Director: Nicholas Ray

Guión: Nicholas Ray y Gavin Lambert, según una novela de René Hardy

 Música: Maurice Leroux

Fotografía: Michel Kelber

Intérpretes:  Richard Burton, Curd Jürgens,  Ruth Roman, Raymond Pellegrin, Anthony Bushell, Alfred Burke, Christopher Lee

EEUU. 1957. 98 minutos

Del heroísmo y la cobardía 

Rodada en Europa por Nicholas Ray tras finiquitar su relación con la Twentieth Century Fox con La verdadera historia de Jesse James (The True Story of Jesse James, 1956), la película que nos ocupa, más la ulterior Chicago Años 30 (Party Girl, 1958), suponen probablemente las últimas grandes obras que nos legó el cineasta de Wisconsin.

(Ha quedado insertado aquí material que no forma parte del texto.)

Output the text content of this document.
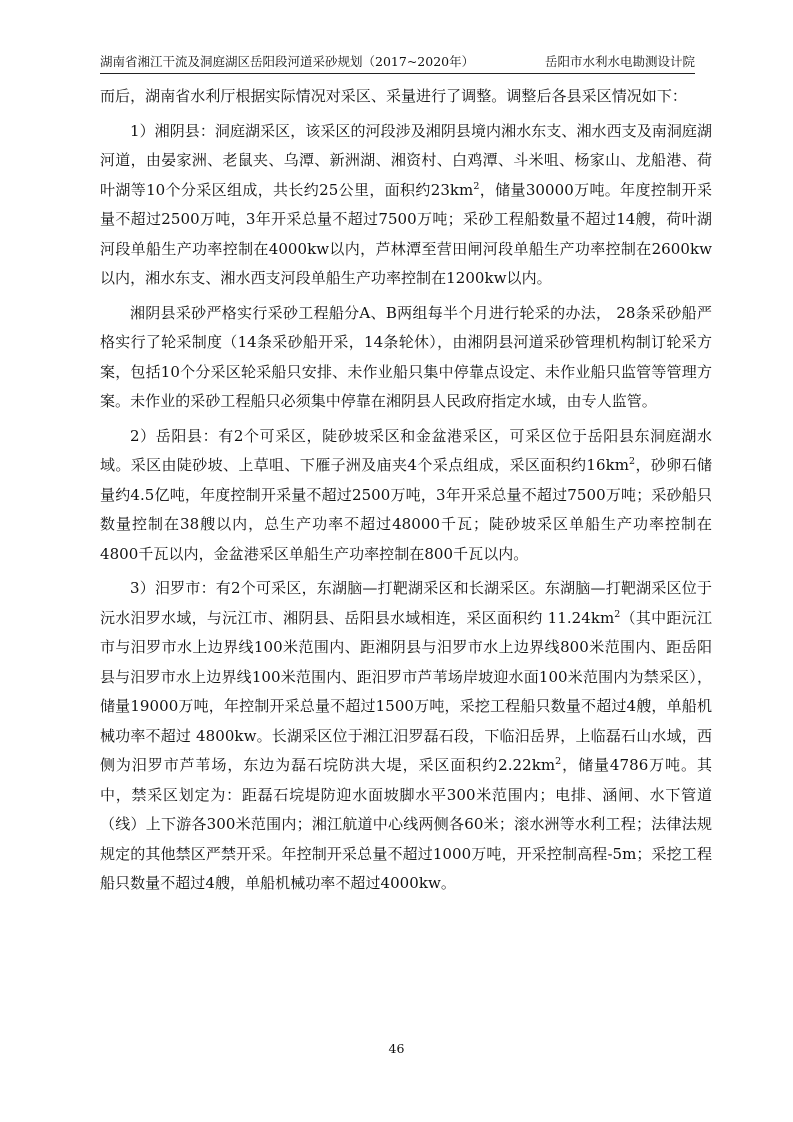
湖南省湘江干流及洞庭湖区岳阳段河道采砂规划（2017~2020年）	岳阳市水利水电勘测设计院

而后，湖南省水利厅根据实际情况对采区、采量进行了调整。调整后各县采区情况如下：

1）湘阴县：洞庭湖采区，该采区的河段涉及湘阴县境内湘水东支、湘水西支及南洞庭湖河道，由晏家洲、老鼠夹、乌潭、新洲湖、湘资村、白鸡潭、斗米咀、杨家山、龙船港、荷叶湖等10个分采区组成，共长约25公里，面积约$23km^2$，储量30000万吨。年度控制开采量不超过2500万吨，3年开采总量不超过7500万吨；采砂工程船数量不超过14艘，荷叶湖河段单船生产功率控制在4000kw以内，芦林潭至营田闸河段单船生产功率控制在2600kw以内，湘水东支、湘水西支河段单船生产功率控制在1200kw以内。

湘阴县采砂严格实行采砂工程船分A、B两组每半个月进行轮采的办法， 28条采砂船严格实行了轮采制度（14条采砂船开采，14条轮休），由湘阴县河道采砂管理机构制订轮采方案，包括10个分采区轮采船只安排、未作业船只集中停靠点设定、未作业船只监管等管理方案。未作业的采砂工程船只必须集中停靠在湘阴县人民政府指定水域，由专人监管。

2）岳阳县：有2个可采区，陡砂坡采区和金盆港采区，可采区位于岳阳县东洞庭湖水域。采区由陡砂坡、上草咀、下雁子洲及庙夹4个采点组成，采区面积约$16km^2$，砂卵石储量约4.5亿吨，年度控制开采量不超过2500万吨，3年开采总量不超过7500万吨；采砂船只数量控制在38艘以内，总生产功率不超过48000千瓦；陡砂坡采区单船生产功率控制在4800千瓦以内，金盆港采区单船生产功率控制在800千瓦以内。

3）汨罗市：有2个可采区，东湖脑—打靶湖采区和长湖采区。东湖脑—打靶湖采区位于沅水汨罗水域，与沅江市、湘阴县、岳阳县水域相连，采区面积约 $11.24km^2$（其中距沅江市与汨罗市水上边界线100米范围内、距湘阴县与汨罗市水上边界线800米范围内、距岳阳县与汨罗市水上边界线100米范围内、距汨罗市芦苇场岸坡迎水面100米范围内为禁采区），储量19000万吨，年控制开采总量不超过1500万吨，采挖工程船只数量不超过4艘，单船机械功率不超过 4800kw。长湖采区位于湘江汨罗磊石段，下临汨岳界，上临磊石山水域，西侧为汨罗市芦苇场，东边为磊石垸防洪大堤，采区面积约$2.22km^2$，储量4786万吨。其中，禁采区划定为：距磊石垸堤防迎水面坡脚水平300米范围内；电排、涵闸、水下管道（线）上下游各300米范围内；湘江航道中心线两侧各60米；滚水洲等水利工程；法律法规规定的其他禁区严禁开采。年控制开采总量不超过1000万吨，开采控制高程-5m；采挖工程船只数量不超过4艘，单船机械功率不超过4000kw。

46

A esta Bitter Victory se la encuadra a menudo con la coetánea La colina de los diablos de acero (Men in War, Anthony Mann, 1957) como dos ejemplos de reformulación (o al menos formulación muy específica) de los códigos del cine bélico en unos años caracterizados precisamente por la crisis de los modelos genéricos que Hollywood había estandarizado en aquella era dorada que, con el advenimiento de la televisión, la variación de las normas de distribución y el progresivo desplome del originario código Hays, cada vez se acercaba más y peligrosamente a su fin. Con el monumental título de Mann la película comparte en efecto muchos y cardinales elementos, principalmente la focalización dramática absoluta centrada en un grupo de soldados en una situación límite, del que espora un retrato bien alejado de toda épica y en el que se afianza, de forma doliente, una mirada abiertamente antimilitarista. Pero también el rodaje en un blanco y negro que lleva las imágenes a cierto estadio de abstracción a partir precisamente de ese condensado dramático, sensación que el scope que Ray utiliza en este caso no matiza en absoluto, todo lo contrario.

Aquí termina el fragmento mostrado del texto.